Index of /~erikpoll/websec/demo
websec demos
Demo webpages for Web Security
This directory contains some examples that illustrate some
features of the web (or more in particular, of HTTP and
HTML).
They are all bare-bones examples consisting of just a few
lines of HTML. Things are kept as simple as possible to
make the fundamental concepts clear. Most webpages these
days make use of frameworks to make them look nicer. They
usually also include JavaScript that is executed client-side
in the browser: they are then called web apps
rather than web pages.
The web page you are currently seeing is simply a directory
listing that is exposed to the internet by a web server. It
is the default behaviour of our university web server to display
the content of any README.html file present in a
directory, so the bottom part of this webpage is the
content of the file README.html
in the directory web-docs/websec/demo of my Linux home
directory.
We sometimes we will refer to the official HTML specification
for some details.
The HTML spec is not part of the exam material: the spec is constantly updated and the PDF version is over 1400 pages
long. The spec is available as one page of
HTML but the multipage version
may make for more pleasant browsing.
Demos for lecture 1:
- demo_get_post.html
is a page with GET and POST requests to inspect in the
browser or using a proxy.
- demo_javascript.html
is a page with some simple JavaScript that uses the DOM API.
- demo_DOM.html
is a JavaScript demo that shows some more features of the DOM.

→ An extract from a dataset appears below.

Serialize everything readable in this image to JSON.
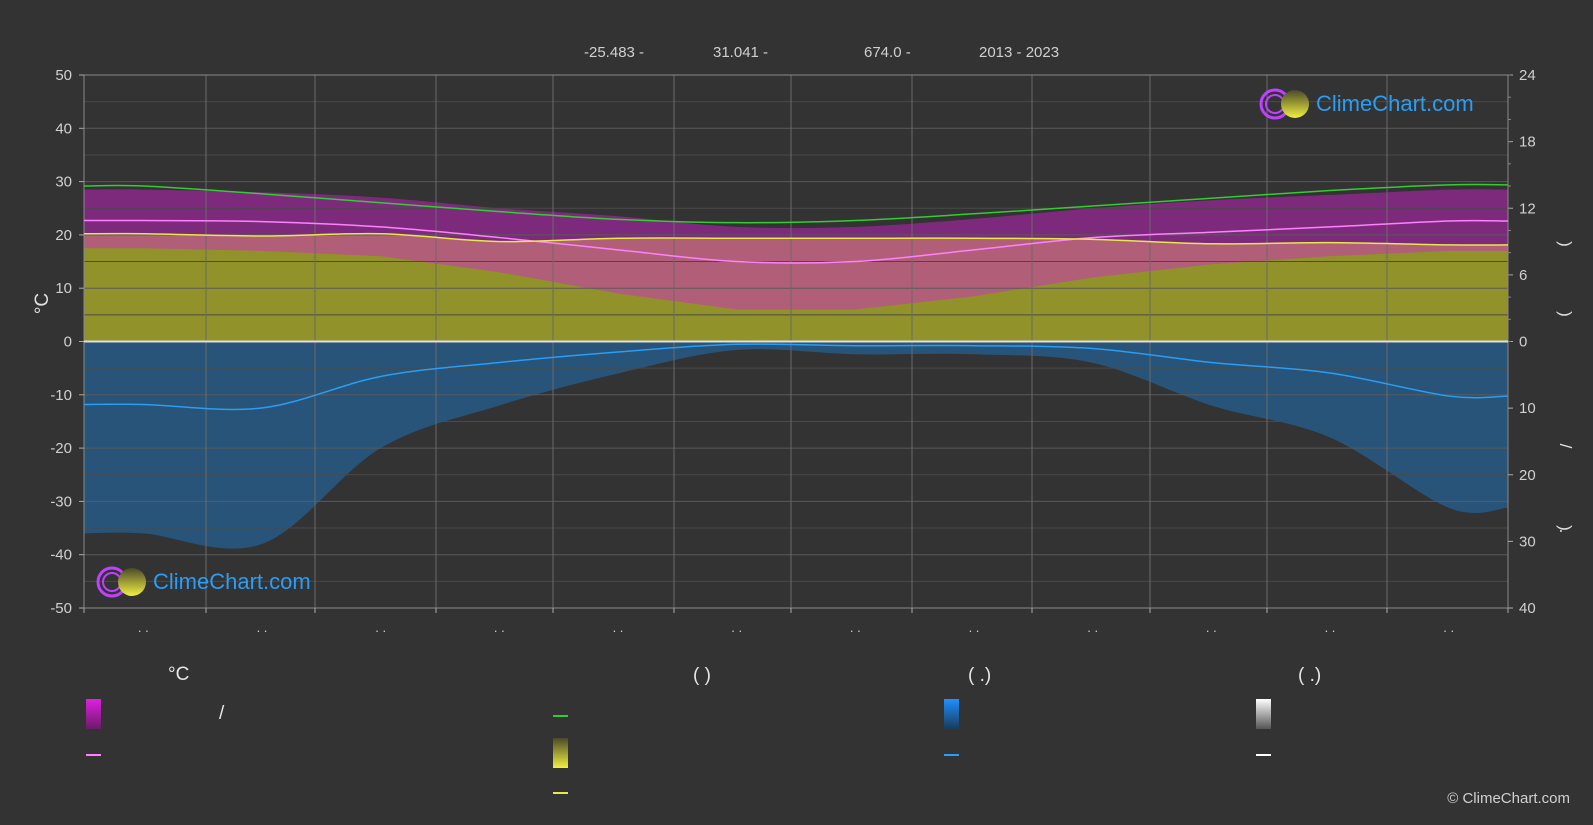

The button at the bottom of this page leads you to a
exercise to explore the capabilities of JavaScript
and the DOM from the console in your browser, incl. the
possibilities for so-called (reverse) tabnabbing, where
JavaScript code can open new browser tabs or change existing
browser tabs to try to confuse the user. We will go into
this in lecture 4.
- demo_DOM2.html
gives more examples of how JavaScript can interact with the
DOM, for instance to inspect the URL.
Demos for lecture 2:
Demos for lecture 4:
- test_SOP.html
is a page with
an iframe (inline frame), which is effectively a webpage embedded inside another webpage, that tests the Single Origin Policy (SOP):
in particular, it shows JavaScript from one origin cannot
access content coming from another origin.
Demos for lecture 5:
- xss_via_DOM.html
shows how a webpage can import parameters from the URL,
and how that can be abused for XSS attacks, where
JavaScript is sneaked into a webpage via a poisoned
parameter in the URL.
Demos for lecture 7:
- Web pages with ClickJacking/UI redressing:
-
Brightspace does not have any protection against reusing
Brightspace webpages inside other pages:
the webpage
UI_redressing_brightspace.html
includes Brightspace inside another page without any problems.
- framebusting1.html shows how the iframe framebuster.html it includes will bust the outer framebusting1.html and become the top webpage.

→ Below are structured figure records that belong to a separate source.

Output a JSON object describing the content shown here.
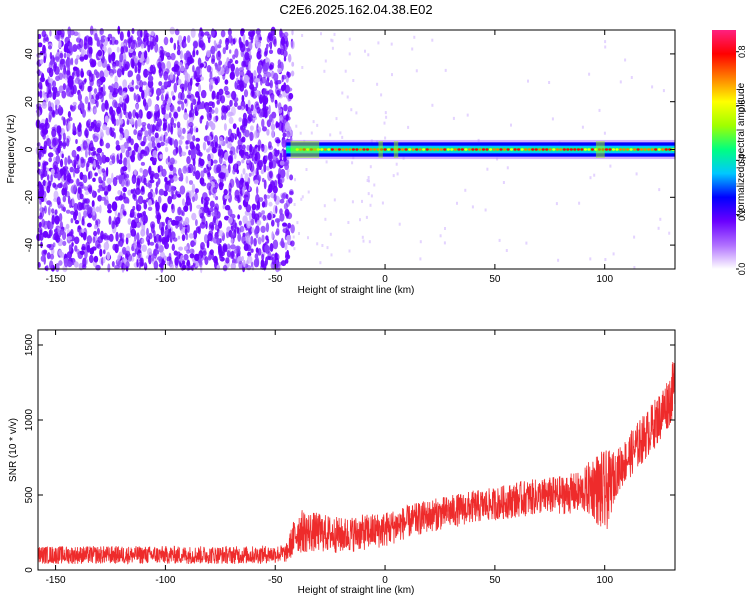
{
  "title": "C2E6.2025.162.04.38.E02",
  "chart_data": [
    {
      "type": "heatmap",
      "xlabel": "Height of straight line (km)",
      "ylabel": "Frequency (Hz)",
      "xlim": [
        -158,
        132
      ],
      "ylim": [
        -50,
        50
      ],
      "xticks": [
        -150,
        -100,
        -50,
        0,
        50,
        100
      ],
      "yticks": [
        -40,
        -20,
        0,
        20,
        40
      ],
      "tick_labels_x": [
        "-150",
        "-100",
        "-50",
        "0",
        "50",
        "100"
      ],
      "tick_labels_y": [
        "-40",
        "-20",
        "0",
        "20",
        "40"
      ],
      "regions": [
        {
          "name": "noise",
          "x_range": [
            -158,
            -45
          ],
          "freq_range": [
            -50,
            50
          ]
        },
        {
          "name": "signal",
          "x_range": [
            -45,
            132
          ],
          "freq_center": 0,
          "freq_halfwidth": 3
        }
      ],
      "colorbar": {
        "label": "Normalized spectral amplitude",
        "range": [
          0,
          0.88
        ],
        "ticks": [
          0.0,
          0.2,
          0.4,
          0.6,
          0.8
        ],
        "tick_labels": [
          "0.0",
          "0.2",
          "0.4",
          "0.6",
          "0.8"
        ],
        "colormap": [
          "#ffffff",
          "#b070ff",
          "#6a00ff",
          "#0000ff",
          "#00c8ff",
          "#00ff80",
          "#a0ff00",
          "#ffff00",
          "#ff8000",
          "#ff0000",
          "#ff2080"
        ]
      }
    },
    {
      "type": "line",
      "xlabel": "Height of straight line (km)",
      "ylabel": "SNR (10 * v/v)",
      "xlim": [
        -158,
        132
      ],
      "ylim": [
        0,
        1600
      ],
      "xticks": [
        -150,
        -100,
        -50,
        0,
        50,
        100
      ],
      "yticks": [
        0,
        500,
        1000,
        1500
      ],
      "tick_labels_x": [
        "-150",
        "-100",
        "-50",
        "0",
        "50",
        "100"
      ],
      "tick_labels_y": [
        "0",
        "500",
        "1000",
        "1500"
      ],
      "color": "#ee2b2b",
      "series": [
        {
          "x": [
            -158,
            -140,
            -120,
            -100,
            -80,
            -60,
            -45,
            -40,
            -30,
            -20,
            -10,
            0,
            10,
            20,
            30,
            40,
            50,
            60,
            70,
            80,
            90,
            95,
            100,
            105,
            110,
            115,
            120,
            125,
            130,
            132
          ],
          "y": [
            100,
            100,
            100,
            100,
            100,
            100,
            110,
            260,
            250,
            230,
            250,
            270,
            320,
            360,
            390,
            420,
            440,
            470,
            490,
            500,
            520,
            560,
            500,
            640,
            740,
            830,
            920,
            1020,
            1150,
            1250
          ],
          "noise": [
            60,
            60,
            60,
            60,
            60,
            60,
            60,
            150,
            130,
            120,
            120,
            120,
            110,
            110,
            110,
            110,
            110,
            120,
            120,
            130,
            140,
            220,
            300,
            150,
            150,
            160,
            160,
            170,
            180,
            200
          ]
        }
      ]
    }
  ]
}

framebusting2.html shows how using sandboxing for the iframes can prevent such framebusting.
About the webpage you are seeing now:
~erikpoll/webdocs/demo
is simply a directory on the local file system of our Linux
server that has been set to be world-readable.
When you access the URL
http://www.cs.ru.nl/~erikpoll/websec/demo the web
server will show the directory listing of
~erikpoll/webdocs/demo (which you can see at the top of
the page)
and the content of the file called README.html
in that directory, if that file exists.